Computation of refined toric invariants II
Thomas Blomme
TL;DR
This work extends refined toric enumerative geometry by linking real refined curve counts to tropical refined counts beyond the purely real boundary case. It defines and computes a quantum index for general oriented real curves, and develops a tropicalization framework plus a real realization (correspondence) theorem that lifts first-order tropical solutions to genuine real curves. The main result expresses the refined invariants R_{Δ,s} in terms of tropical refined counts N^{∂,trop}_{Δ(s)} with explicit q-analogs, unifying classical and tropical techniques via vertex-by-vertex local enumerations. The approach enables computation of refined toric invariants for complex configurations where complex points lie on multiple toric divisors, providing a robust bridge between real algebraic geometry and tropical refined invariants with potential connections to broader refinements in enumerative geometry.
Abstract
In 2015, G.~Mikhalkin introduced a refined count for real rational curves in toric surfaces. The counted curves have to pass through some real and complex points located on the toric boundary of the surface, and the count is refined according to the value of a so called quantum index. This count happens only to depend on the number of complex points on each toric divisors, leading to an invariant.

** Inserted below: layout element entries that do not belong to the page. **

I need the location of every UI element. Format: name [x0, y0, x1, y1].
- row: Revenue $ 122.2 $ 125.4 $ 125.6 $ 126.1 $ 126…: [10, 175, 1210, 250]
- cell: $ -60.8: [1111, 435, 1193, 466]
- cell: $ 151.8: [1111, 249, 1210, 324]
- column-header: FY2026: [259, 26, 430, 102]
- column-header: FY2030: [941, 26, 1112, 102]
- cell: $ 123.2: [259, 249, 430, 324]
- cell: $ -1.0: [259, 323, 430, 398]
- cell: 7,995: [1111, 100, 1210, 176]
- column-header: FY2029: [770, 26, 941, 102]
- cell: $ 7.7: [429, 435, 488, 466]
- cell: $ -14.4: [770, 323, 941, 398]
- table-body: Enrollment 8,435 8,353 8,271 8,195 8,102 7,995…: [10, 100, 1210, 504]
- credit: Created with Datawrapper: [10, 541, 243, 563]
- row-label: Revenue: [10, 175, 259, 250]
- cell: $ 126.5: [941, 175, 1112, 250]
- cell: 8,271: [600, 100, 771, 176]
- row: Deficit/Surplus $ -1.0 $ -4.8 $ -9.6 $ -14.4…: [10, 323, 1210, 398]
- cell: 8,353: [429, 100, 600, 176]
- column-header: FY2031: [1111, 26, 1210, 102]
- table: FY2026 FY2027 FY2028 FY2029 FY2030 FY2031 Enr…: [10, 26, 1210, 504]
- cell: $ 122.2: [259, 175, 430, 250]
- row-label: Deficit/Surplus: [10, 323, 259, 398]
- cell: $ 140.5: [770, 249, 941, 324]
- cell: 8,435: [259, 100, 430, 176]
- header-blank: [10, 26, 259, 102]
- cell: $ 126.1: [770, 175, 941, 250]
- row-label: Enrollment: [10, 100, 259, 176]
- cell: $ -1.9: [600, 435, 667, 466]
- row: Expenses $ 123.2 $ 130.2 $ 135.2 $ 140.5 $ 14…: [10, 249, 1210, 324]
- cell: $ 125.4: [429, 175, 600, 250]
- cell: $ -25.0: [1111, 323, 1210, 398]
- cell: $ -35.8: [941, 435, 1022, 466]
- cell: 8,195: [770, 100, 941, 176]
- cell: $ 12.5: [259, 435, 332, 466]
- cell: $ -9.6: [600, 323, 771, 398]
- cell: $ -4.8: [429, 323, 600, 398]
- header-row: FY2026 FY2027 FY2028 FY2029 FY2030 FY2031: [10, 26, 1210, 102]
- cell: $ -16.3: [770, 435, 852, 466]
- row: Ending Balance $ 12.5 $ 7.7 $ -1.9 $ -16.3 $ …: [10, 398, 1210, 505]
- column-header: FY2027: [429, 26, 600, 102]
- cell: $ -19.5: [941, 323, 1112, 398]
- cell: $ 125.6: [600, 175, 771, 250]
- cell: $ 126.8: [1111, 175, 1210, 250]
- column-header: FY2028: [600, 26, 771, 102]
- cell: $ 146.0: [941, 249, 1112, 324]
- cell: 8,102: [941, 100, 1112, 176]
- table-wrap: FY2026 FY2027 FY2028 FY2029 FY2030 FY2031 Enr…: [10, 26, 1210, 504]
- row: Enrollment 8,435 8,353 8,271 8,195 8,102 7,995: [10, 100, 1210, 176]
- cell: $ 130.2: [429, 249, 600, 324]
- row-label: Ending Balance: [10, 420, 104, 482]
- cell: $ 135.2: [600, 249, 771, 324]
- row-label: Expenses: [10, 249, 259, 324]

First, we give a way to compute the quantum index of any oriented real rational curve, getting rid of the previously needed "purely imaginary" assumption on the complex points. Then, we use the tropical geometry approach to relate these classical refined invariants to tropical refined invariants, defined using Block-Göttsche multiplicity. This generalizes the result of Mikhalkin relating both invariants in the case where all the points are real, and the result of the author where complex points are located on a single toric divisor.